CAR/LAR art. 8, 12, 15
Geen
Datum inwerkingtreding | Terugwerkende kracht tot en met | Datum uitwerkingtreding | Betreft | Datum ondertekening Bron bekendmaking | Kenmerk voorstel |
---|---|---|---|---|---|
28-03-2018 | 01-01-2020 | wijz. art. 6.3 | 13-03-2018 | 18ADV00088 | |
02-03-2017 | 28-03-2018 | wijz. art. 1.1; art. 3.3; art. 3.11; toel. art. 3.5 | 14-02-2017 | 17ADV00071 | |
25-12-2014 | 02-03-2017 | nieuwe regeling | 18-11-2014 Gemeenteblad 2014, 77665 | 14ADV00564 |
Burgemeester en wethouders van de gemeente Kampen;
gelezen het voorstel van het team Personeel & Organisatie, Juridische Zaken en Communicatie
d.d. 7 november 2014, kenmerk 14ADV00564;
de bereikte overeenstemming in de commissie voor georganiseerd overleg d.d. 29 september 2014 en de gehouden ledenraadpleging;
Hoofdstuk 1 Algemene bepalingen
In dit sociaal statuut wordt verstaan onder:
Uitwisselbare functie(s): 1.) een functie die naar aard, inhoud en niveau in belangrijke mate overeenkomt met de functie die de medewerker voor de reorganisatie heeft vervuld; 2.) functies die bij toepassing van het afspiegelingsbeginsel (plaatsing) naar aard, inhoud en niveau als uitwisselbaar worden beschouwd;
organisatiewijziging: een belangrijke inkrimping of wijziging van de werkzaamheden van de gemeente (of een onderdeel daarvan) of een belangrijke wijziging van de laatst vastgestelde organisatiestructuur van de gemeente (of een onderdeel daarvan), die niet van tijdelijke aard is en die personele gevolgen met zich meebrengt;
passende functie: een functie die de ambtenaar redelijkerwijs kan worden opgedragen gelet op het werk- en denkniveau van die functie en gezien de persoonlijke en bijzondere omstandigheden van de ambtenaar. Onder persoonlijke en bijzondere omstandigheden kunnen in ieder geval worden verstaan: interesse, capaciteiten, ervaring, leeftijd, gezondheidstoestand, gezinsomstandigheden en scholing. Een passende functie is doorgaans van hetzelfde functieniveau als de functie die de ambtenaar voor de organisatiewijziging vervulde, maar kan ook één niveau hoger of maximaal twee niveaus lager zijn;
Dit sociaal statuut is van toepassing op alle organisatiewijzigingen in de gemeente Kampen, met uitzondering van organisatiewijzigingen als gevolg van een gemeentelijke herindeling.
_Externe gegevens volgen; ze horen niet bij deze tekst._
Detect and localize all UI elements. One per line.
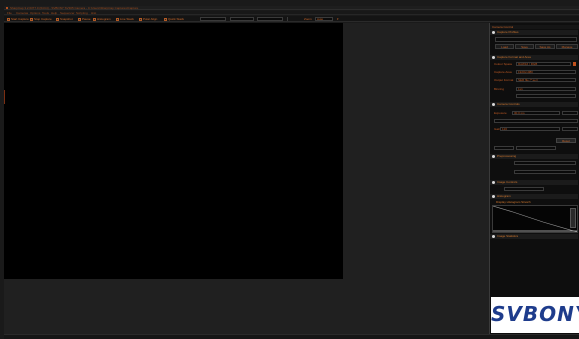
toolbar-dropdown-b[interactable] [230, 17, 254, 21]
menu-tools[interactable]: Tools [42, 11, 49, 15]
toolbar-dropdown-c[interactable] [257, 17, 283, 21]
gain-input[interactable]: 120 [500, 127, 560, 131]
snapshot-button[interactable]: Snapshot [56, 17, 73, 21]
binning-select[interactable]: 1x1 [516, 87, 576, 91]
menu-help[interactable]: Help [51, 11, 57, 15]
window-title: SharpCap 3.2.6377.0 (64 bit) - SVBONY SV… [10, 6, 139, 10]
binning-label: Binning [494, 87, 505, 91]
histogram-button[interactable]: Histogram [93, 17, 111, 21]
menu-file[interactable]: File [7, 11, 12, 15]
menu-hist[interactable]: Hist [91, 11, 96, 15]
histogram-slider-controls[interactable] [570, 208, 576, 228]
target-icon [139, 17, 142, 21]
section-capture-profiles[interactable]: Capture Profiles [490, 30, 578, 35]
title-bar: SharpCap 3.2.6377.0 (64 bit) - SVBONY SV… [4, 6, 579, 10]
status-bar [4, 334, 579, 339]
menu-scripting[interactable]: Scripting [76, 11, 88, 15]
colour-space-select[interactable]: RAW16 / RGB [516, 62, 571, 66]
exposure-input[interactable]: 30.0 ms [512, 111, 560, 115]
toolbar-separator [287, 17, 288, 21]
quick-stack-button[interactable]: Quick Stack [164, 17, 184, 21]
stretch-line [492, 205, 578, 233]
menu-sequencer[interactable]: Sequencer [60, 11, 75, 15]
section-image-stats[interactable]: Image Statistics [490, 234, 578, 239]
section-capture-format[interactable]: Capture Format and Area [490, 55, 578, 60]
collapse-toggle-icon[interactable] [492, 181, 495, 184]
control-value-select[interactable] [516, 146, 556, 150]
histogram-stretch-curve [492, 205, 578, 233]
pause-icon [78, 17, 81, 21]
menu-cameras[interactable]: Cameras [16, 11, 28, 15]
tab-manage[interactable]: Manage [556, 44, 578, 49]
zoom-chevron-icon[interactable]: ▾ [337, 17, 339, 21]
subtract-dark-select[interactable] [514, 161, 576, 165]
collapse-toggle-icon[interactable] [492, 56, 495, 59]
tab-load[interactable]: Load [495, 44, 514, 49]
section-image-controls[interactable]: Image Controls [490, 180, 578, 185]
reset-button[interactable]: Reset [556, 138, 576, 143]
menu-options[interactable]: Options [30, 11, 40, 15]
toolbar: Start Capture Stop Capture Snapshot Paus… [4, 16, 579, 22]
stop-capture-button[interactable]: Stop Capture [30, 17, 52, 21]
start-capture-button[interactable]: Start Capture [7, 17, 29, 21]
exposure-slider[interactable] [494, 119, 578, 123]
control-mode-select[interactable] [494, 146, 514, 150]
panel-header: Camera Control [490, 25, 579, 29]
exposure-label: Exposure [494, 111, 507, 115]
menu-bar: File Cameras Options Tools Help Sequence… [4, 11, 579, 15]
camera-icon [56, 17, 59, 21]
app-icon [6, 7, 8, 9]
collapse-toggle-icon[interactable] [492, 235, 495, 238]
left-edge-marker [4, 90, 5, 104]
toolbar-dropdown-a[interactable] [200, 17, 226, 21]
live-stack-button[interactable]: Live Stack [116, 17, 134, 21]
stack-icon [116, 17, 119, 21]
zoom-select[interactable]: Auto [315, 17, 333, 21]
output-format-label: Output Format [494, 78, 514, 82]
camera-preview[interactable] [4, 23, 343, 279]
pause-button[interactable]: Pause [78, 17, 91, 21]
tab-save-as[interactable]: Save As [535, 44, 555, 49]
section-histogram[interactable]: Histogram [490, 194, 578, 199]
capture-area-label: Capture Area [494, 70, 512, 74]
collapse-toggle-icon[interactable] [492, 155, 495, 158]
colour-space-label: Colour Space [494, 62, 513, 66]
zoom-label: Zoom [304, 17, 312, 21]
histogram-chart-title: Display Histogram Stretch [496, 200, 531, 204]
histogram-icon [93, 17, 96, 21]
svbony-logo: SVBONY [491, 297, 579, 333]
tab-save[interactable]: Save [515, 44, 534, 49]
image-control-select[interactable] [504, 187, 544, 191]
stop-icon [30, 17, 33, 21]
layers-icon [164, 17, 167, 21]
capture-area-select[interactable]: 1920x1080 [516, 70, 576, 74]
apply-flat-select[interactable] [514, 170, 576, 174]
section-camera-controls[interactable]: Camera Controls [490, 102, 578, 107]
bit-depth-select[interactable] [516, 94, 576, 98]
collapse-toggle-icon[interactable] [492, 103, 495, 106]
profile-select[interactable] [495, 37, 577, 42]
colour-space-indicator [573, 62, 576, 66]
collapse-toggle-icon[interactable] [492, 31, 495, 34]
exposure-auto-checkbox[interactable] [562, 111, 578, 115]
section-preprocessing[interactable]: Preprocessing [490, 154, 578, 159]
output-format-select[interactable]: SER file (*.ser) [516, 78, 576, 82]
collapse-toggle-icon[interactable] [492, 195, 495, 198]
polar-align-button[interactable]: Polar Align [139, 17, 157, 21]
logo-text: SVBONY [491, 302, 579, 326]
gain-auto-checkbox[interactable] [562, 127, 578, 131]
record-icon [7, 17, 10, 21]
histogram-chart[interactable] [492, 205, 578, 233]
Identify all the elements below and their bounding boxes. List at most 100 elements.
Artikel 1.3 Bevoegdheid tot het nemen van besluiten tot organisatiewijziging
De werkgever is bevoegd tot het nemen van besluiten over de wijziging van de ambtelijke organisatie.
Artikel 1.4 Bevoegdheid tot het nemen van besluiten betreffende individuele ambtenaren
De werkgever is bevoegd tot het nemen van besluiten over wijziging van de aanstelling, overplaatsing en ontslag van ambtenaren, tenzij bij of krachtens wet anders is bepaald. De werkgever kan de bevoegdheid tot het nemen van besluiten als bedoeld in dit artikel mandateren.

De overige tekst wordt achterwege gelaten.